Note: This advice is given by the CAP Executive about non-broadcast advertising. It does not constitute legal advice. It does not bind CAP, CAP advisory panels or the Advertising Standards Authority.

Although the Code permits comparative advertising, marketing communications must not discredit or denigrate another product, marketer, trade mark, trade name or other distinguishing mark (Rule 3.42). This rule concerns identifiable companies and products (though ads need not necessarily name companies to identify them – see below).

Marketers that make comparisons should be mindful of the relevant rules, especially Rule 3.35, which states that comparisons must objectively compare one or more material, relevant, verifiable and representative feature of those products, which may include price. Claims that go beyond a robust and objective comparison of services may be considered denigratory.

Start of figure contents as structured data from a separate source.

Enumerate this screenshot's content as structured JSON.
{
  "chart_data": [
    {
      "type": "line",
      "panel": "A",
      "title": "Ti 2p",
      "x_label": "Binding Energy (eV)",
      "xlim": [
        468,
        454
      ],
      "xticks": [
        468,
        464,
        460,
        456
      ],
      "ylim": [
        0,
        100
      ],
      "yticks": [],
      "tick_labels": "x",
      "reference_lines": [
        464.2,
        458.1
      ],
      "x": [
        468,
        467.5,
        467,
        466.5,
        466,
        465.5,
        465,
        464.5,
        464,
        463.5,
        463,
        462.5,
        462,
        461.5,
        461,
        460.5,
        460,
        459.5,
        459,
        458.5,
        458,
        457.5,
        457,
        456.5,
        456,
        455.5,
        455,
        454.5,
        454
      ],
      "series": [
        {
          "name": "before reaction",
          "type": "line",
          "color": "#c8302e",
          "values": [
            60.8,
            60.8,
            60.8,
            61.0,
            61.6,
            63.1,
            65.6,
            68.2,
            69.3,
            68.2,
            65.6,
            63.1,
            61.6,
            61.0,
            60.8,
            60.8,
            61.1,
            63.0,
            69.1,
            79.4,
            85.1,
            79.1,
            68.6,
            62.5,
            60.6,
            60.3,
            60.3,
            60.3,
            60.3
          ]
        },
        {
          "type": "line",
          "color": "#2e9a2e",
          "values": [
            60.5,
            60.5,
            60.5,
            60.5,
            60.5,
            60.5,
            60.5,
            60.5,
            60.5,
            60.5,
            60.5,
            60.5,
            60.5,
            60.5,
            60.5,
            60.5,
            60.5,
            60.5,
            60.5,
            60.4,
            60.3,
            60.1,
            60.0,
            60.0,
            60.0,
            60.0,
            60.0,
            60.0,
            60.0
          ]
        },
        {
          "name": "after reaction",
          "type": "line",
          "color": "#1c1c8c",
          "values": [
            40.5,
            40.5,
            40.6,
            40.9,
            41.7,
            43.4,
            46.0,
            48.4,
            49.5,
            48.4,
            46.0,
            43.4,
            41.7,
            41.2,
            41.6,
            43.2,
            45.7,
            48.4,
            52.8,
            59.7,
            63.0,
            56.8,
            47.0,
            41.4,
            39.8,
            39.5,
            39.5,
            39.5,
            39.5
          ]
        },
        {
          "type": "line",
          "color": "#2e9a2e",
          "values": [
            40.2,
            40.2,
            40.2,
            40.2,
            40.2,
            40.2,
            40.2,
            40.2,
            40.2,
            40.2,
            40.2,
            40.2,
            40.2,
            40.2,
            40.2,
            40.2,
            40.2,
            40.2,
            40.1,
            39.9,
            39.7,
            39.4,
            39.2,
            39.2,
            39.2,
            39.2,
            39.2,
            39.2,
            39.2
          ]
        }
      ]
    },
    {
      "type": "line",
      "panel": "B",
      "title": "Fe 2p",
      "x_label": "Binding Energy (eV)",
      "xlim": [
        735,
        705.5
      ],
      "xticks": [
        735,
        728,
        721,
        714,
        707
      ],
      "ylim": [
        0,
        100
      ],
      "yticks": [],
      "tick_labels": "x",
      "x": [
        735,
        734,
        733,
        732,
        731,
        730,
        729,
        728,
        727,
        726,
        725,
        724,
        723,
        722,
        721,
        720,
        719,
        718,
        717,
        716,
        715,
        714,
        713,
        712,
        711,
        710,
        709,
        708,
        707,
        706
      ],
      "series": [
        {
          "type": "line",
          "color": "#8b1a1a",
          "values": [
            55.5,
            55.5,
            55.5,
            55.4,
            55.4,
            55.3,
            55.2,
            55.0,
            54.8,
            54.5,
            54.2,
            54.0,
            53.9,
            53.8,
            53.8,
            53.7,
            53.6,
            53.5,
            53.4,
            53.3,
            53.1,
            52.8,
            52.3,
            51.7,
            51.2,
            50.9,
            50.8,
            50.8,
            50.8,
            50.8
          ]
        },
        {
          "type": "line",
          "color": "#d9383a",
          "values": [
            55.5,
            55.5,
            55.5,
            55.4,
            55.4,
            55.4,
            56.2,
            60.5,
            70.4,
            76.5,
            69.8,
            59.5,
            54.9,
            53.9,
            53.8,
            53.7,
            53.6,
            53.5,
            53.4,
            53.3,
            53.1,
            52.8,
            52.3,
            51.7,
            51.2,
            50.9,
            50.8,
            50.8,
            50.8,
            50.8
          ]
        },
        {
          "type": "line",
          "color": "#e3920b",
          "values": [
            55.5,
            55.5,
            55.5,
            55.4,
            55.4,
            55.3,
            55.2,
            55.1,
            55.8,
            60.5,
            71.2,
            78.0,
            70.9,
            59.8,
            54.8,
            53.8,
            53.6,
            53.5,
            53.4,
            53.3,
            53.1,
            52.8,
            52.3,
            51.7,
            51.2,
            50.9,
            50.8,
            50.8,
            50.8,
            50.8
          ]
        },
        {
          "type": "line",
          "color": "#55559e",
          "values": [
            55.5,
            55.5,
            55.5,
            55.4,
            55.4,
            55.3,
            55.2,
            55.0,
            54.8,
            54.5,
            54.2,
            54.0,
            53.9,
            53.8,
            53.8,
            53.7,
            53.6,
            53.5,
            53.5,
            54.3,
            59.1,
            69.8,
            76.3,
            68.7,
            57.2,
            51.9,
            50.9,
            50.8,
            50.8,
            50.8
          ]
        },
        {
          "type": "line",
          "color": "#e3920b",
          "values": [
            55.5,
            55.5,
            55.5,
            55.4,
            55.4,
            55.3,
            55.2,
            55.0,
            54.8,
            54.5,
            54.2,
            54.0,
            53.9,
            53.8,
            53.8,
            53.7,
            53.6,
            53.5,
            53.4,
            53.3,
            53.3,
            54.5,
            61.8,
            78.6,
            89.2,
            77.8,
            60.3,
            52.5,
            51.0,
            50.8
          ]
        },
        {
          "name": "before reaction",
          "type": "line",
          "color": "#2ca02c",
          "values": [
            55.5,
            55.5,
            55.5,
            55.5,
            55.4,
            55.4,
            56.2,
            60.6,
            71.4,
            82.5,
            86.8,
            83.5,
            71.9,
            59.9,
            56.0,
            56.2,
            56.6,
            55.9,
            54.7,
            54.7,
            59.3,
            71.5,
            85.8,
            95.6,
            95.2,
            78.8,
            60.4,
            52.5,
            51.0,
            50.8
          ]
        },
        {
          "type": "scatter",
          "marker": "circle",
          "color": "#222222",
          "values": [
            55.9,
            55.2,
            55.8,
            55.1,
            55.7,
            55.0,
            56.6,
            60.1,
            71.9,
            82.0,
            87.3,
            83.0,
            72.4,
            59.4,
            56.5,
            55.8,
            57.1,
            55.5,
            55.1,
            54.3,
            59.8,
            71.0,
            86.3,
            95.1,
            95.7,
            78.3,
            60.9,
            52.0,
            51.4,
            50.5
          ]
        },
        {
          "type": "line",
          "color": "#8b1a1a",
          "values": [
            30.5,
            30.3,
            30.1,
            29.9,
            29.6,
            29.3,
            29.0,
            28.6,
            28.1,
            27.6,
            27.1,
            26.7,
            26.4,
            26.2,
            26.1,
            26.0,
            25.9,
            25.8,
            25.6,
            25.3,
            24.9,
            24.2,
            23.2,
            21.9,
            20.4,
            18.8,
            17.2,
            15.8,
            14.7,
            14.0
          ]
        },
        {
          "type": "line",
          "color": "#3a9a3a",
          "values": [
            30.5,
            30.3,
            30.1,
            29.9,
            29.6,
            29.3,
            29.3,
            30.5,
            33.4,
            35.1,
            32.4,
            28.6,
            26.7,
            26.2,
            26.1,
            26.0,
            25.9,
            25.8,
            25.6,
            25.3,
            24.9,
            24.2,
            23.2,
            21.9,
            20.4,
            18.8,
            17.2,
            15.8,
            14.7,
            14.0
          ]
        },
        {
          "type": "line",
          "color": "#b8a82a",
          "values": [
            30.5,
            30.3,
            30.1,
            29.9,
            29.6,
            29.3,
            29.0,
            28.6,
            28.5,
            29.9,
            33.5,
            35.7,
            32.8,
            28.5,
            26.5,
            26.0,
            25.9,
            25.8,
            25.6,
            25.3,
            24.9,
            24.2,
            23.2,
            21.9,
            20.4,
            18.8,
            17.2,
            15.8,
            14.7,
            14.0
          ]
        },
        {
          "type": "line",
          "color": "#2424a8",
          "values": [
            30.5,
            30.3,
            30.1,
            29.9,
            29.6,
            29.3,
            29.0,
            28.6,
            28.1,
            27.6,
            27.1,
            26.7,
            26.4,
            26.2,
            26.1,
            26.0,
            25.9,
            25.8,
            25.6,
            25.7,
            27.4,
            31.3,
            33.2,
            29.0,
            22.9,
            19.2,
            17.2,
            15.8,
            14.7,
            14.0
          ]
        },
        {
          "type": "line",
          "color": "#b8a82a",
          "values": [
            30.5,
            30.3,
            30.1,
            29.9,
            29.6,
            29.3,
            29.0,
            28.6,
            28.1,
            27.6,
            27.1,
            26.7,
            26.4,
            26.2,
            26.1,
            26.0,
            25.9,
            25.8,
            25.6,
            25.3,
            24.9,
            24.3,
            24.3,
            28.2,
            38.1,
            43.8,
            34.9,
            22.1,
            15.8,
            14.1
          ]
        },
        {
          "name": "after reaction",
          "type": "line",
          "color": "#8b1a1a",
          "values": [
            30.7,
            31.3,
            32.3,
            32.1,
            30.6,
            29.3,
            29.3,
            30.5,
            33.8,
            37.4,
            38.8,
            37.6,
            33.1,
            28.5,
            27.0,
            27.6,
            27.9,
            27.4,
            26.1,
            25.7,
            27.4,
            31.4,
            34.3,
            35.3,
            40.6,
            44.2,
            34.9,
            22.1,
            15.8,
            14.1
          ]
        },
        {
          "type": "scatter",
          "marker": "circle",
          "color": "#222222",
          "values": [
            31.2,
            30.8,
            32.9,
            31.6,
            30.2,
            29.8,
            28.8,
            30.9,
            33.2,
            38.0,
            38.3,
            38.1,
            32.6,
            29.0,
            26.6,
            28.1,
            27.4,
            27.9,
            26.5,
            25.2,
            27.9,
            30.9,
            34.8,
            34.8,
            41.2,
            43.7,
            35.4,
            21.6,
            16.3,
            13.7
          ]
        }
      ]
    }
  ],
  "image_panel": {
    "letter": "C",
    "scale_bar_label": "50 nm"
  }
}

In 2018 a complaint about an ad for a taxi company which stated “Uber- unsafe for passengers, unsafe for road users. Why trust them both with your data?” above a photo depicting an arm reaching out of the window of a car and grabbing a purse from a pedestrian’s bag was upheld because The ASA considered that the image, as well as the text in the Facebook post, was denigratory by creating the impression that Uber drivers were untrustworthy and took part in illegal behaviour (Licensed Taxi Drivers Association Ltd t/a LTDA, 03 October 2018).

Although the Code allows them to state an opinion about the qualities or desirability of their products, marketers should be mindful that expressions of opinion that allude to a competitor’s dishonesty or sharp practices or criticises a competitors product are likely to be unacceptable. The ASA upheld a complaint about a car buying company that compared their service to that of a competitor and included a testimonial which included the statement “My warning to anyone reading this is be careful who you deal with and in my experience never deal with Varooma, they should not be allowed to trade”. The ASA ruled that it implied the competitor was not honest or professional and went beyond objective critical comment (Car Cash Point Ltd, 20 December 2017).

The ASA also considered an ad for a funeral services provider to be denigratory. The ad featured a comparison table which compared the advertiser service against Co-op Funeralcare and Simplicity, in various categories. One category stated “Large nationwide chain known for taking advantage of vulnerable customers**”, next to which it stated “No” for Neocremations, and gave a tick for both Co-op Funeralcare and Simplicity. The ASA considered that the ad suggested that the named competitors operated in an unethical manner, which went beyond justified critical comment and denigrated those companies  (Serenity Technologies Ltd, 5 August 2020).

It is possible that claims that are true can still be considered denigratory, depending on the context in which they appear. In 2014, the ASA upheld a complaint about an ad that was presented as a conversation between a customer and Virgin Media, and stated "Let's give Virgin Media a call and see what happens"… "So this super-duper fast broadband I've got is always going to stay that way, right?" The response stated "Well that depends. We do have a traffic management policy." And then went on to comment on further features of the product in the same way. Although the claims about the product were correct, the ASA concluded that the ad exaggerated the effect of Virgin Media's traffic management policy and was presented in a manner that went beyond a robust and objective comparison of the services offered by Sky and Virgin Media and denigrated Virgin Media's brand (British Sky Broadcasting Ltd t/a Sky, 08 January 2014).

Marketers should be careful even when they are not naming their competitor: in markets where competitors are few, it might be clear to readers who or what the comparison is with, irrespective of whether they are explicitly identified. In 2012, the ASA ruled that a magazine ad for a safety jacket for horse riding was denigratory even though it did not name the competitor, because an article that featured on page 6 of the magazine made it possible to identify the competitor (Point-2 Equine Ltd, 28 March 2012). 

In addition to the Code’s requirements, marketers who publish advertisements that falsely denigrate the reputation of people, businesses or their products could risk liability under the law of defamation or malicious falsehood. If you are concerned about the legality of a proposed advertisement, we recommend you seek legal advice.